In the brain, not only neurons contribute to forming the neuronal network, instead glial cells are as well important to support brain functions. Oligodendroglial cells generate myelin sheaths in order to support and protect neuronal fibers (or axons). We know that neurons die during the course of neurodegenerative diseases, such as Alzheimer’s and Parkinson’s Disease or Epilepsy. Neurodegeneration also affects the glial cells that are in contact with these neurons, as has recently been brought to the attention of researchers around the globe by genetic screens for risk factors. On the contrary, oligodendrocytes are lost during the course of the autoimmune disease Multiple Sclerosis, leaving the neurons at a high risk to degenerate. Based on demographic changes in Europe, it is expected that the number of patients suffering from neurodegenerative disorders will greatly increase in the decades to come. Thus, we urgently need more therapies that protect neurons and glial cells from degenerating.
In this project, we focus on oligodendrocyte precursor cells (OPCs or NG2 cells), that give rise to mature oligodendrocytes, the myelin generating cells of the central nervous system.

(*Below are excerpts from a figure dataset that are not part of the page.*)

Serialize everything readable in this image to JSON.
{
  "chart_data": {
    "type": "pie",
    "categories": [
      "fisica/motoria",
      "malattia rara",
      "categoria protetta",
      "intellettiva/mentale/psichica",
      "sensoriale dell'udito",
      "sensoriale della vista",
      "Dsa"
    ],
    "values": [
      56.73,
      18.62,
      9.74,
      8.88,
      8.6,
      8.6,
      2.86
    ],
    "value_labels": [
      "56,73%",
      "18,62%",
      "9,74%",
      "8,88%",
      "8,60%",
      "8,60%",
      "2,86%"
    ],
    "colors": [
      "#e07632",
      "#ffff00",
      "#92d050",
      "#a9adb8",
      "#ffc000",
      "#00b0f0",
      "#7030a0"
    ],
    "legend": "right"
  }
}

In contrast to neurons, which cannot be regenerated once they are lost (with very few exceptions), NG2 cells keep the ability to divide and generate new oligodendrocytes throughout life. Thus, NG2 cells could provide a great regenerative potential, if we understand how they are regulated, and if we find ways to positively influence their generation and maturation into oligodendrocytes. We study how NG2 cells react to alterations in neuronal activity in in vivo-models for epilepsy. In these models, mutations in ion channels that have been identified in human epilepsy patients are expressed in experimental systems, resulting in an increase in neuronal activity. Understanding the physiological and morphological interactions between neurons and NG2 cells in the healthy as well as in the diseased brain will help us to understand how they influence each other, and find possible points of intervention in order to enhance the capability of NG2 cells to regenerate oligodendrocytes that have been lost and protect neurons from degeneration.